4)The patient is charged from the “ChargeMaster”. The insurance company gets to pay the real cost. The insured patient thinks he’s get a great discount. The uninsured goes into bankruptcy.
5)The health industry is the only industry that does not have to post their charges, does not have to give estimates for procedures, and does not get investigates for overcharging.
6)Our perception of the cost for healthcare in America is based more on the amount of the bills we receive from doctors and hospitals, and the high insurance premiums.

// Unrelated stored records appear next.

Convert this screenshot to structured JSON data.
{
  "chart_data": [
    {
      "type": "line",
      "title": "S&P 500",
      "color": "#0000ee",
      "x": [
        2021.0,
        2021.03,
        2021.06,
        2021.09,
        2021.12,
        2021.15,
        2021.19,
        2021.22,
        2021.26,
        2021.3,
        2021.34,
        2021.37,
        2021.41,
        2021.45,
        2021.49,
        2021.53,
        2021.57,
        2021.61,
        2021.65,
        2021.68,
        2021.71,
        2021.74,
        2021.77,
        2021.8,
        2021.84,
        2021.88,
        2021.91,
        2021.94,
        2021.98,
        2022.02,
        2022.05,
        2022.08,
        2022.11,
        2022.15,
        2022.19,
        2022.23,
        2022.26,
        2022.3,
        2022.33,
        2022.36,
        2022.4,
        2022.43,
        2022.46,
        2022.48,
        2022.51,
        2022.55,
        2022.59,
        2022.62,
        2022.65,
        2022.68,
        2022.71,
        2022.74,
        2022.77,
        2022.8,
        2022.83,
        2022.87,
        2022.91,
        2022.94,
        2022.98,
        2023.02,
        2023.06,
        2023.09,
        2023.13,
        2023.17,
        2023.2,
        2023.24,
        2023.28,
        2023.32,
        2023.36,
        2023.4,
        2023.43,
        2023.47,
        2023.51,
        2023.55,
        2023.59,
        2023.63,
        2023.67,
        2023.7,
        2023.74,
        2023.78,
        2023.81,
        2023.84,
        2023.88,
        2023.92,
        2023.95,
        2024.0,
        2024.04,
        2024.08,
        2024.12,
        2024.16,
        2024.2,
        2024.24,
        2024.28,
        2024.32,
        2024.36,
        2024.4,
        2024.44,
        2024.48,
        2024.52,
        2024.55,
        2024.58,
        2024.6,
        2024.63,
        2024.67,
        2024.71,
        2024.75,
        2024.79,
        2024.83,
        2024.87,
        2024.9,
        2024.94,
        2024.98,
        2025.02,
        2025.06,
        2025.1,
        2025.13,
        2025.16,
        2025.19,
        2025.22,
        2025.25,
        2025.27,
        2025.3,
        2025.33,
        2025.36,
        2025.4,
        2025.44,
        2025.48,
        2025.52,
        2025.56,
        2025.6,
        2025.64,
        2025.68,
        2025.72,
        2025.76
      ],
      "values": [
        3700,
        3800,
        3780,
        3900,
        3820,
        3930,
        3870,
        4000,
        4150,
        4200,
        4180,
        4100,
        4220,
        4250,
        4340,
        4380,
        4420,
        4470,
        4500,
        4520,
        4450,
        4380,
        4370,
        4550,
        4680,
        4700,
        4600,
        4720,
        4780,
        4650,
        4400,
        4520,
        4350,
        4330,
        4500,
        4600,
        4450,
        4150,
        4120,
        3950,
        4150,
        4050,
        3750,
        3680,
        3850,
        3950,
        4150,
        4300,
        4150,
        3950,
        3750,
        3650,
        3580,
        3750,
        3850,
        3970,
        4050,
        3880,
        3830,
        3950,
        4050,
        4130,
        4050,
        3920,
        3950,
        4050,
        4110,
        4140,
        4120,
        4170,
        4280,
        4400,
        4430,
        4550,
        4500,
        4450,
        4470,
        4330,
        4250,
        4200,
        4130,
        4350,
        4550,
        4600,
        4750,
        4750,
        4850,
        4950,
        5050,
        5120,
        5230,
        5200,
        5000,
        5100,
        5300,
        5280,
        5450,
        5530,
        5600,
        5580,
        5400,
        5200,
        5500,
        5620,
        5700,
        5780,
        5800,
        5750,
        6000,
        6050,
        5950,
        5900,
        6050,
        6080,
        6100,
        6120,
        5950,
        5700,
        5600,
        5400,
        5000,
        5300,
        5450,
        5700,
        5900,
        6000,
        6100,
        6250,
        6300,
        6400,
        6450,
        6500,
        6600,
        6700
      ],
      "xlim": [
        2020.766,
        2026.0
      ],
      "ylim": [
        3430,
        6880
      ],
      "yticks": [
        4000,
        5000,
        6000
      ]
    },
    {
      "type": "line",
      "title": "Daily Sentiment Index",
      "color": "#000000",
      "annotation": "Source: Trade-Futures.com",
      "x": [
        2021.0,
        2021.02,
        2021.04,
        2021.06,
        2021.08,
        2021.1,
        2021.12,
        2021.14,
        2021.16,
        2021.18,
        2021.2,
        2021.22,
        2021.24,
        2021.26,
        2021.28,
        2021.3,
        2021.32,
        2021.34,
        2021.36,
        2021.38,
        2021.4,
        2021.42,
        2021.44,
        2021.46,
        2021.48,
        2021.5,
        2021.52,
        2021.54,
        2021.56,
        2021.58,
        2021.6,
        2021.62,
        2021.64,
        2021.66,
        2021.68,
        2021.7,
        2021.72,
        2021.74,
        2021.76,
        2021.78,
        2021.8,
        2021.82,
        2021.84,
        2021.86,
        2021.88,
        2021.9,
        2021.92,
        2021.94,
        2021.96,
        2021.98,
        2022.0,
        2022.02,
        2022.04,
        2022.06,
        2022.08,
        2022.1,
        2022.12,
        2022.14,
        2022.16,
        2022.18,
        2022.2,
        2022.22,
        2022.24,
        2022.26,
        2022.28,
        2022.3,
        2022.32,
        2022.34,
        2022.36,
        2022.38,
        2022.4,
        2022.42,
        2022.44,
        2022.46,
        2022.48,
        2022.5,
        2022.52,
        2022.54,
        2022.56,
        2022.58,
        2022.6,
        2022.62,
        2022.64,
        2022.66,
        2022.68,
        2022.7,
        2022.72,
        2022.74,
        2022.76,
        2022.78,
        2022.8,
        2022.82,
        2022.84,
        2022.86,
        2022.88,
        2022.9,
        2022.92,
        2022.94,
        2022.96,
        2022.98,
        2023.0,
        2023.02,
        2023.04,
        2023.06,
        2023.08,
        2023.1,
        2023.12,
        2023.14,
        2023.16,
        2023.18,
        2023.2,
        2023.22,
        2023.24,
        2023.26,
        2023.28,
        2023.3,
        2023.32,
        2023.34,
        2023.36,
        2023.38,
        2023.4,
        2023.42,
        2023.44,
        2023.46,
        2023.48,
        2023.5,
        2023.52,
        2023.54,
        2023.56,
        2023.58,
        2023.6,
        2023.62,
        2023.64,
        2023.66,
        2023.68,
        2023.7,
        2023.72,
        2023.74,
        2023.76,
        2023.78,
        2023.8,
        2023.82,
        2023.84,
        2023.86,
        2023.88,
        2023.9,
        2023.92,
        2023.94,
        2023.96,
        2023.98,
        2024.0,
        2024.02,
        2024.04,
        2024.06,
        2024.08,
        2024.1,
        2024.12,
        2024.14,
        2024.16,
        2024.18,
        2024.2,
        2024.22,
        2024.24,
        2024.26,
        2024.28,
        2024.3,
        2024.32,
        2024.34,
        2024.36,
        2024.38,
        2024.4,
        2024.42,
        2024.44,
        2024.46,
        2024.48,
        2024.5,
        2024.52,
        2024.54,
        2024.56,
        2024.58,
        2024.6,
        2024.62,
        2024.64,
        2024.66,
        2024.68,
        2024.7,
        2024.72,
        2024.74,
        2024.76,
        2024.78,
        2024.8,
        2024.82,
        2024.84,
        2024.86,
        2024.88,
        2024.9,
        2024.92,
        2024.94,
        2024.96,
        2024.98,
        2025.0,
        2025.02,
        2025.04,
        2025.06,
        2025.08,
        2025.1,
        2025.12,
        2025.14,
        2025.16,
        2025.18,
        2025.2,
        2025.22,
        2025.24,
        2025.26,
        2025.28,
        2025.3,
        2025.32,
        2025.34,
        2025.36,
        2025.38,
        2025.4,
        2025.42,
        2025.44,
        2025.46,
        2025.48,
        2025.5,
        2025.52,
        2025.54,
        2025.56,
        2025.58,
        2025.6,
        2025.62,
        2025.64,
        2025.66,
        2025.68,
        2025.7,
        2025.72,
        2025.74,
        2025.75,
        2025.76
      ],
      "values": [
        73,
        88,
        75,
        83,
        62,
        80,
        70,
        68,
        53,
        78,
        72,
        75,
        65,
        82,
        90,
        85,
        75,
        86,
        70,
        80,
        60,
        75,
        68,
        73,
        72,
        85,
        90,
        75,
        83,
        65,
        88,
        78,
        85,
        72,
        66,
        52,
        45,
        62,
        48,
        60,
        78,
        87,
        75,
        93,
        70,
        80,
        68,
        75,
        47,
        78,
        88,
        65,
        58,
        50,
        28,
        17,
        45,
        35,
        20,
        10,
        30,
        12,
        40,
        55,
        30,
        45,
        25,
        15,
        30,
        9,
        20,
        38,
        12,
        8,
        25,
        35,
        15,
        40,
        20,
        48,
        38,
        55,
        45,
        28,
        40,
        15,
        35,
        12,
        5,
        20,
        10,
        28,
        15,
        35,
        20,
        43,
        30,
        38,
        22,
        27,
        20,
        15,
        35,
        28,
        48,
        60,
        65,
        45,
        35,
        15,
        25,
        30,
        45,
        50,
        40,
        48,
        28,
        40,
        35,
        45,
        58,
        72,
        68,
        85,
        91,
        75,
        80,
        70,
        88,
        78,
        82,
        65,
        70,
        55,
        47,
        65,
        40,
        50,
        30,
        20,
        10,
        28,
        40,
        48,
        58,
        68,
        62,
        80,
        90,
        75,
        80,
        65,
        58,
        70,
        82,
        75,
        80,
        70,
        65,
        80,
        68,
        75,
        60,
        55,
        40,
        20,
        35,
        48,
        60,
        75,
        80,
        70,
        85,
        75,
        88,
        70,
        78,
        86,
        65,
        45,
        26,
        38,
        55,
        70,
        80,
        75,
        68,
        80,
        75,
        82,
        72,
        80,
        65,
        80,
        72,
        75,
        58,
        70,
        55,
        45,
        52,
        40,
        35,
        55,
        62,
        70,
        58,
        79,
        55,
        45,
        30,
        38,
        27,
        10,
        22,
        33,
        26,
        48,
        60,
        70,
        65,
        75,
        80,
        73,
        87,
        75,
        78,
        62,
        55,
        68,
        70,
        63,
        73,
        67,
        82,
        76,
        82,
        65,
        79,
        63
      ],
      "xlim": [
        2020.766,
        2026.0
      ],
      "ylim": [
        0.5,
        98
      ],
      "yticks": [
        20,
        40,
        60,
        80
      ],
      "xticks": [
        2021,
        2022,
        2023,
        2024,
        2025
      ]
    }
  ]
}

In reality, the true cost is what insurance and Medicare really pays, minus the cost for health insurance.
7)If Americans were billed by their healthcare providers the true cost for services, annually it would cost them less than their yearly insurance premiums, plus the deductible.  Only a catastrophic event health insurance would be needed, which could be provided by a government run private insurance pool.

The American public is treated like children when it comes to healthcare. Our eyes are diverted from what really is happening to us. It’s a house of smoke and mirrors run by the insurance industry. Americans have bought in to this idea that they have to have health insurance to get a discounted price for health services. We are paying insurance premiums for the privilege to be billed the actual cost for our healthcare. If that is not a crime, I don’t know what is!

p.s. I pay $9,200.00 a year to an insurance company for the privilege to pay the true cost for health service.